Lucas Carvalho, analista de investimentos da corretora Toro:
"O mercado fica um tanto quanto cético porque os principais expoentes da agenda liberal estão saindo. O Mattar destacou a dificuldade de privatizar algo no país, já que passa pelo Congresso e precisa costurar acordos políticos. É um processo bem complexo. E o Ubel destacou a reforma administrativa, que ficará para 2021. Os holofotes agora virão para a reforma tributária, que é essencial para atrair investimentos. Agora, fica aquela pulguinha atrás da orelha sobre terem saído muitas pessoas próximas do ministro da economia. E o Guedes? Será que ficará até fim do governo Bolsonaro? Essa é uma dúvida crescente desde que Moro saiu. Cresce um certo receio. São nomes ilustres, renomados e bem vistos pelo mercado financeiro.”

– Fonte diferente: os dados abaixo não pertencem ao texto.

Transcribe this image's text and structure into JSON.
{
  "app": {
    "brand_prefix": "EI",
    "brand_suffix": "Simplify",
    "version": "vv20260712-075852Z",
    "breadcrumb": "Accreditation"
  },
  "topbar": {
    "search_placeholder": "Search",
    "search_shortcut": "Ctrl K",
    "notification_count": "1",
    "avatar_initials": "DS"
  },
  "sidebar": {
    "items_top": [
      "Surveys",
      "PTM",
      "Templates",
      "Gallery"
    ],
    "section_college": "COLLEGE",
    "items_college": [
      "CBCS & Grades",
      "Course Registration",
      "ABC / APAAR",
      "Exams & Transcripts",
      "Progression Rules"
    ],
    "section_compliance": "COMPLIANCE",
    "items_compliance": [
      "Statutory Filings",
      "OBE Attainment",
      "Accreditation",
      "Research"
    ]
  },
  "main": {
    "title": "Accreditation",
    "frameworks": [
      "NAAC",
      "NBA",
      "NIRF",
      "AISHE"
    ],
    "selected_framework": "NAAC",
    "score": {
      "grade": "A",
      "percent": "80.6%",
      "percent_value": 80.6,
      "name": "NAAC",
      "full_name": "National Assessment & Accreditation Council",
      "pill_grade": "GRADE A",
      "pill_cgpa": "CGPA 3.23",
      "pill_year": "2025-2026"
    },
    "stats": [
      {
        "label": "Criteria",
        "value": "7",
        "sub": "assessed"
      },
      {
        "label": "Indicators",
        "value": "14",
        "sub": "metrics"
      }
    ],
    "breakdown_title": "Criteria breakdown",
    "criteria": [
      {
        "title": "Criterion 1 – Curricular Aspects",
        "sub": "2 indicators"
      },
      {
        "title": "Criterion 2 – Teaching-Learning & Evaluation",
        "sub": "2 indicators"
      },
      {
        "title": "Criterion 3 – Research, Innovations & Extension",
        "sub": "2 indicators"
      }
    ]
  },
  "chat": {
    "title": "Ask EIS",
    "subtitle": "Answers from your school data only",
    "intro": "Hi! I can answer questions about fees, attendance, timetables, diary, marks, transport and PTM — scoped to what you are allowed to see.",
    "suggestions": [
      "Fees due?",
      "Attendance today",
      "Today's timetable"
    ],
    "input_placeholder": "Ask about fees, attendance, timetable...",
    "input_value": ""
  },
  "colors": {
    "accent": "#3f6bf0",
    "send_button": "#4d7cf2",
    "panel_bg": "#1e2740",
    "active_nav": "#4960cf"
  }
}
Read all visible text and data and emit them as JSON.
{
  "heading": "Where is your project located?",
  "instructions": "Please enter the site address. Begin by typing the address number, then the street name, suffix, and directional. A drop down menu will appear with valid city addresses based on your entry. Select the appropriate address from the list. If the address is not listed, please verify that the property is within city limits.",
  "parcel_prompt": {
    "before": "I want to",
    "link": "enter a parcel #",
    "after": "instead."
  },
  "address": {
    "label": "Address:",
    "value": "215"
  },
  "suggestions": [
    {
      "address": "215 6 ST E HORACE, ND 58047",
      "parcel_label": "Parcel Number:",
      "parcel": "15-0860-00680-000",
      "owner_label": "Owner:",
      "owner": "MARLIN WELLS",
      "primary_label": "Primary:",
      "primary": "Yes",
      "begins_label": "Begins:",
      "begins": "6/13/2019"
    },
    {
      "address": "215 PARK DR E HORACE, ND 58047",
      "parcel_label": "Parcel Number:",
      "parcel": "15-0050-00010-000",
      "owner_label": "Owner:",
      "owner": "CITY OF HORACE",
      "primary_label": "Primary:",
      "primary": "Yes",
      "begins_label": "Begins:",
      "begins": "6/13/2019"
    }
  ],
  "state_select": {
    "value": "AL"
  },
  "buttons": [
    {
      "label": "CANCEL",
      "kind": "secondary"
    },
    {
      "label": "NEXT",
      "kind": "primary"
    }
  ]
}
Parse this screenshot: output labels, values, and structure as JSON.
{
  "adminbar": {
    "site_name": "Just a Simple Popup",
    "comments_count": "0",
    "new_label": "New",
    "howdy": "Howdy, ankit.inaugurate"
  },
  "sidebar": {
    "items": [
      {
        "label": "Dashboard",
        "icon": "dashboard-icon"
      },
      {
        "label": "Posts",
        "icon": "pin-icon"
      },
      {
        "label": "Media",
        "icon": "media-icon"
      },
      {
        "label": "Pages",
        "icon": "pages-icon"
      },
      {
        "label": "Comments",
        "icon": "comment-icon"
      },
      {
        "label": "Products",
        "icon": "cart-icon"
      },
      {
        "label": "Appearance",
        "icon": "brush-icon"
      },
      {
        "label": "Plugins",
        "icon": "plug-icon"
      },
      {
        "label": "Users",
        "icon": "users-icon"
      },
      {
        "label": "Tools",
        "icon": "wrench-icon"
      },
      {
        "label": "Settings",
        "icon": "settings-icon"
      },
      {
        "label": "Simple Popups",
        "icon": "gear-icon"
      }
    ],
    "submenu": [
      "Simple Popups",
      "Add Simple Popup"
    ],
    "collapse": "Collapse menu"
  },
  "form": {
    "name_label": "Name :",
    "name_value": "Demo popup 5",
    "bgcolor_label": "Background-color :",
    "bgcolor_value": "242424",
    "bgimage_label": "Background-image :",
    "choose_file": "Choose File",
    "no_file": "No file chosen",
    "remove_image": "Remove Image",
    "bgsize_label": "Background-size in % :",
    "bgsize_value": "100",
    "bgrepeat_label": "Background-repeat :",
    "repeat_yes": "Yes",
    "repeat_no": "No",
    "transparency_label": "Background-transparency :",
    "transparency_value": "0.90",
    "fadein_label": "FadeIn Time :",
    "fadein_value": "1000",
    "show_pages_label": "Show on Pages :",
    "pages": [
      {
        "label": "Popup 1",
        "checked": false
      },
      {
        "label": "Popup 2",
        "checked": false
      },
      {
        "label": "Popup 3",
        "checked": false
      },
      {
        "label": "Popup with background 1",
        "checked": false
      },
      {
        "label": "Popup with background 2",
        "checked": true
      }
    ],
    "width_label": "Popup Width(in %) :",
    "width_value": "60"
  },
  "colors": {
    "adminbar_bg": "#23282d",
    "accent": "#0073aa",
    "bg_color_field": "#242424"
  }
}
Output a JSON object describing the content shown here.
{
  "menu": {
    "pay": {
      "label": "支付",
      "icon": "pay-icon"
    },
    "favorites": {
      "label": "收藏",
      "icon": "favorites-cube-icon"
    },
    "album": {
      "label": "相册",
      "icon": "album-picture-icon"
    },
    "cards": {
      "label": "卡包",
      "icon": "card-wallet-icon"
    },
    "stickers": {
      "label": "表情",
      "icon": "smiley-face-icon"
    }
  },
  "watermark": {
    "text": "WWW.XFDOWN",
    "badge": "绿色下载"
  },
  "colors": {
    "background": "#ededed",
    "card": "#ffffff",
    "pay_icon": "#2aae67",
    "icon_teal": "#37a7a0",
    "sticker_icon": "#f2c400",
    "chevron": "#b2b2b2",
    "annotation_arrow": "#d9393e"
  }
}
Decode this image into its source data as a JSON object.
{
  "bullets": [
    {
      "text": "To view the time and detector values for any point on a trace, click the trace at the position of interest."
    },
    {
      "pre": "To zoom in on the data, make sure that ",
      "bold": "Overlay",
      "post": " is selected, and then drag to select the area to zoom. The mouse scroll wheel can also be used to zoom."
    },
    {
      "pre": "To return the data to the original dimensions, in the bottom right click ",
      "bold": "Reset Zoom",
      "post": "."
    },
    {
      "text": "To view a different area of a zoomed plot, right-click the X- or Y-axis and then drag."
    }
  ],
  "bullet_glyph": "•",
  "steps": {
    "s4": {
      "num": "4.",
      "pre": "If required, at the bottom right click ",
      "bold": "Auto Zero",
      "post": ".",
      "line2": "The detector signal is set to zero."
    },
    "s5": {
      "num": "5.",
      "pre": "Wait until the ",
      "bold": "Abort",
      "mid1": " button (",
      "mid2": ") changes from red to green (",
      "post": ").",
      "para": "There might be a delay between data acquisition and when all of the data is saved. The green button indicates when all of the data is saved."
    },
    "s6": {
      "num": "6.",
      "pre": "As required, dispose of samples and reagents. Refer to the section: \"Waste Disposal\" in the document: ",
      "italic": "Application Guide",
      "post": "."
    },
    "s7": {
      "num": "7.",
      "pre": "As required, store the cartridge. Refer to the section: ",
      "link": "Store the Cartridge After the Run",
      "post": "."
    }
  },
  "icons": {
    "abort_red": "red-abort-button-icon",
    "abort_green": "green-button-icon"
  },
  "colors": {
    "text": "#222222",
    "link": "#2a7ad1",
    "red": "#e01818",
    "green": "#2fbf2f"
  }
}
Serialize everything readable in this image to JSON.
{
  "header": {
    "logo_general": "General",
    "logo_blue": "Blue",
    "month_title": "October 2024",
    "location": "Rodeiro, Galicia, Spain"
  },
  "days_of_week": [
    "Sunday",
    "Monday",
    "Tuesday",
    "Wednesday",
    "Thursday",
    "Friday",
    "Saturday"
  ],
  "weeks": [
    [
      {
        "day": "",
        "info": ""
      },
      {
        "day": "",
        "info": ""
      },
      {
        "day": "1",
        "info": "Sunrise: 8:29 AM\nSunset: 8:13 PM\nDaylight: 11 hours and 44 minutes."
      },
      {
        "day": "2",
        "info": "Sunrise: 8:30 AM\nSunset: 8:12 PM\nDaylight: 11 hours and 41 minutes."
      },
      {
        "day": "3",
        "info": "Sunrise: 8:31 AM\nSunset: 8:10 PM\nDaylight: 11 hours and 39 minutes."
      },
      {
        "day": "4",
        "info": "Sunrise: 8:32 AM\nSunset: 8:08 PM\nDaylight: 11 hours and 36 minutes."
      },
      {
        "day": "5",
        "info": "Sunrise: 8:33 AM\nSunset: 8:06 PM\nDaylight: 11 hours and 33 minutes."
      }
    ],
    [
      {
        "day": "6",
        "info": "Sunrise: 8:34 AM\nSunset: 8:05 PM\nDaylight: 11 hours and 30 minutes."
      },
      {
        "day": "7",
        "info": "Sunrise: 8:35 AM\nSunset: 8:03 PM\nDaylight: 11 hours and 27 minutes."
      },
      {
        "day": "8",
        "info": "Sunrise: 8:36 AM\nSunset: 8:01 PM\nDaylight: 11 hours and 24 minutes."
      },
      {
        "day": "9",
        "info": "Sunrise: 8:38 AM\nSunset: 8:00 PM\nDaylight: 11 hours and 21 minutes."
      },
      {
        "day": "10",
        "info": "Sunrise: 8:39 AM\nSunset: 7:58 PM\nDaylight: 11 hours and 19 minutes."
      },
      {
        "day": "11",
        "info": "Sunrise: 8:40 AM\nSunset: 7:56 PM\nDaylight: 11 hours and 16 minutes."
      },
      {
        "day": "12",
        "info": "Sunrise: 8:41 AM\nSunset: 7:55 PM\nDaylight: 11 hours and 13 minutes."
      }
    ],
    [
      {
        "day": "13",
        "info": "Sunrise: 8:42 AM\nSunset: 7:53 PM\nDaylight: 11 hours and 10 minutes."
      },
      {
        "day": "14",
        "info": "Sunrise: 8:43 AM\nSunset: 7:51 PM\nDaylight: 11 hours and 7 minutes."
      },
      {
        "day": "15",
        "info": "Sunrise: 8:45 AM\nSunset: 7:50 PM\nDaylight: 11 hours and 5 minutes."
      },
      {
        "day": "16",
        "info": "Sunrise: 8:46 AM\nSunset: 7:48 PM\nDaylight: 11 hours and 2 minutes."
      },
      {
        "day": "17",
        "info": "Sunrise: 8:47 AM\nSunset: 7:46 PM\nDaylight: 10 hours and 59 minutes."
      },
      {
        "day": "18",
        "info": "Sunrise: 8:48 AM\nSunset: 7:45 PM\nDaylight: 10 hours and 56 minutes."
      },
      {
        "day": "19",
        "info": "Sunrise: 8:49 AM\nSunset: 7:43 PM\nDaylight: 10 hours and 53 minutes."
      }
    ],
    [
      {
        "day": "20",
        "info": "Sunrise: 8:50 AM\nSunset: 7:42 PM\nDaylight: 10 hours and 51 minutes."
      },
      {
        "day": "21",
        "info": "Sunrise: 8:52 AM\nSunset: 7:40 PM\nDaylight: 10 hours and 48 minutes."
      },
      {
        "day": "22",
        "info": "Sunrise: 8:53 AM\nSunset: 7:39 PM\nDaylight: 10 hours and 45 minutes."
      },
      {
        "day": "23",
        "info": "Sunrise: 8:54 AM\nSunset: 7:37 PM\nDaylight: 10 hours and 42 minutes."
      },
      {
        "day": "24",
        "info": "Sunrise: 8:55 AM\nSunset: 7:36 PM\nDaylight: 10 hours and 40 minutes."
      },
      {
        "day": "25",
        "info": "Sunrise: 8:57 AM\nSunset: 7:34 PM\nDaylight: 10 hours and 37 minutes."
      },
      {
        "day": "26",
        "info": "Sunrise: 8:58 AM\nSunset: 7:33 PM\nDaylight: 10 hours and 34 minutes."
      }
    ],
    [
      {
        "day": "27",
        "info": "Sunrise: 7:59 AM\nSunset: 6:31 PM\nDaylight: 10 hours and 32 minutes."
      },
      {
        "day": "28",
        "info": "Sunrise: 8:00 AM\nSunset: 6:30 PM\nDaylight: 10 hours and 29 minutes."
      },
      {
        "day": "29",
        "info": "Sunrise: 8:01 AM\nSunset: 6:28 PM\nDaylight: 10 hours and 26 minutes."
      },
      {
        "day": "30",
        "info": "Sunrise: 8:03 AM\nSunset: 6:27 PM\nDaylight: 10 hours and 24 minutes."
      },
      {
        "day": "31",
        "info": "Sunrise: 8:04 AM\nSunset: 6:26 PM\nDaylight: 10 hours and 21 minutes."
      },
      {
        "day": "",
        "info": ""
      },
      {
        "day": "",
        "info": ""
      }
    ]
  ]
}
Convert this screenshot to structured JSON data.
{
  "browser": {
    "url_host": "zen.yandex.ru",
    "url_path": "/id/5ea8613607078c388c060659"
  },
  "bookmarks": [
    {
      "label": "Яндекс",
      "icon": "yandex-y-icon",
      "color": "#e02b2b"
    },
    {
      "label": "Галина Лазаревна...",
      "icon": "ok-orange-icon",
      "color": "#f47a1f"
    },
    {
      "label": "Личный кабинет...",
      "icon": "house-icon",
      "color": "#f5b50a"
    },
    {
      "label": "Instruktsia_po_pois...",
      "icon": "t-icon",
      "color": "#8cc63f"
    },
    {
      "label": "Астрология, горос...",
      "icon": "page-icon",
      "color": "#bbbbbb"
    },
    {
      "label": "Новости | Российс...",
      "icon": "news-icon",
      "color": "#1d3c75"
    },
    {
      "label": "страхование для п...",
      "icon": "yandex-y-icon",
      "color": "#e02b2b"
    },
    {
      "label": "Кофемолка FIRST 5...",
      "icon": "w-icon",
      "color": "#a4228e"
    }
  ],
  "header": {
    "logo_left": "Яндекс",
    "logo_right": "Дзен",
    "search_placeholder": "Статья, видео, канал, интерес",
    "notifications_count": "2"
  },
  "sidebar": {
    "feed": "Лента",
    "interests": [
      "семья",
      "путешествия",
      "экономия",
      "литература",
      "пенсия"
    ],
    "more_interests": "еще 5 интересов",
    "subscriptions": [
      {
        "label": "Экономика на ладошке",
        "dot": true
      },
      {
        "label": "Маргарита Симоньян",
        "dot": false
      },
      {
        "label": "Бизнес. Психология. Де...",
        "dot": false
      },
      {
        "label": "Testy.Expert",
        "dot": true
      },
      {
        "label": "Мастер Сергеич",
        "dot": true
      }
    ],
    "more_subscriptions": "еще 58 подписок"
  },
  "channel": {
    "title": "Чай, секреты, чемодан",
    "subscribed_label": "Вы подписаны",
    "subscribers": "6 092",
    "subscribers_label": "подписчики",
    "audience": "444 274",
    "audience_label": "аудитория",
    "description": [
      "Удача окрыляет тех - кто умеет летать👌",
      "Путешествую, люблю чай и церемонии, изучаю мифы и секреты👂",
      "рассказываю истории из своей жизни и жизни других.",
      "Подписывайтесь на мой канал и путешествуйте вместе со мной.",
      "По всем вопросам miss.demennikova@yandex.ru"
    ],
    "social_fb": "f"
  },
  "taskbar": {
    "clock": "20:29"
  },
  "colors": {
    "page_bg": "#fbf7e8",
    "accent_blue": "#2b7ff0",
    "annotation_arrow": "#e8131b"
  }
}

Gustavo Cruz, estrategista da gestora RB Investimentos:
"Acredito que aumente a desconfiança do grau de sucesso da agenda de reformas do atual governo. As pesquisas com os próprios deputados já indicavam que a reforma administrativa e as privatizações seriam temas para 2021, o próprio presidente afirmou que em ano eleitoral essas agendas teriam menos espaço. A pergunta que tem que ser feita é quem entra no lugar deles. Caso o ministro Guedes indique seus novos secretários, sua credibilidade é mantida. No entanto, se aparecerem nomes mais ligados a outras alas do governo, veríamos uma piora na bolsa e um câmbio mais desvalorizado. Por enquanto, a leitura do mercado é que o presidente continuando apoiando Guedes e que a agenda segue na direção correta, embora deixe a desejar na velocidade."
Victor Beyruti, economista da corretora Guide:
"A saída dos dois secretários foi interpretada por muitos como mais um sinal da falta de compromisso do governo com a agenda liberal, uma das principais bandeiras que ajudou a eleger o presidente Bolsonaro. Ao mesmo tempo, é importante considerar o momento excepcional que vivemos. A reforma tributária continua ganhando, aos trancos e barrancos, uma robustez que poucos acreditavam ser possível no início do ano. Também está prestes a ser pautada uma série de projetos regulatórios que seguem princípios liberais ao pé da letra: a Lei do Gás, que dispõe sobre medidas para quebrar o monopólio estatal e incentivar a participação da iniciativa privada na indústria do gás natural; a Lei da Recuperação Judicial, que visa atualizar a legislação referente à recuperação judicial e a falência; a Lei Cambial, que trata do mercado de câmbio brasileiro no exterior e o capital estrangeiro no país, entre vários outros. E não devemos esquecer as recentes vitórias registradas com a aprovação do marco legal do saneamento básico e a reforma da Previdência. Em suma, os recentes contratempos adicionam mais incerteza à evolução das reformas governistas nos próximos anos, mas, ao mesmo tempo, o empenho de Paulo Guedes e vontade apresentada pelo Legislativo a fazer as pautas andarem não podem ser ignorados. Assim, vemos um cenário turbulento, mas não ausente de esperança com relação à retomada de confiança na economia brasileira."
Bruno Musa, sócio do escritório de agentes autônomos de investimentos Acqua:
"Parece que pode ter havido um pedido do Centrão para a saída dos dois em troca de aprovar as privatizações e pautar a reforma administrativa. Talvez faça parte do jogo político que o Brasil precisa jogar, dar um passo para trás para dar outros para a frente e, assim, aprovar as privatizações, manter o teto de gastos e a trajetória da dívida, aprovar a reforma administrativa tão importante e necessária para a diminuição do Estado, da burocracia, de benesses e privilégios que mantêm o país ineficiente, improdutivo e com custos horripilantes. Portanto, perde o Brasil, mas esperamos que seja por uma estratégia de aprovação das reformas."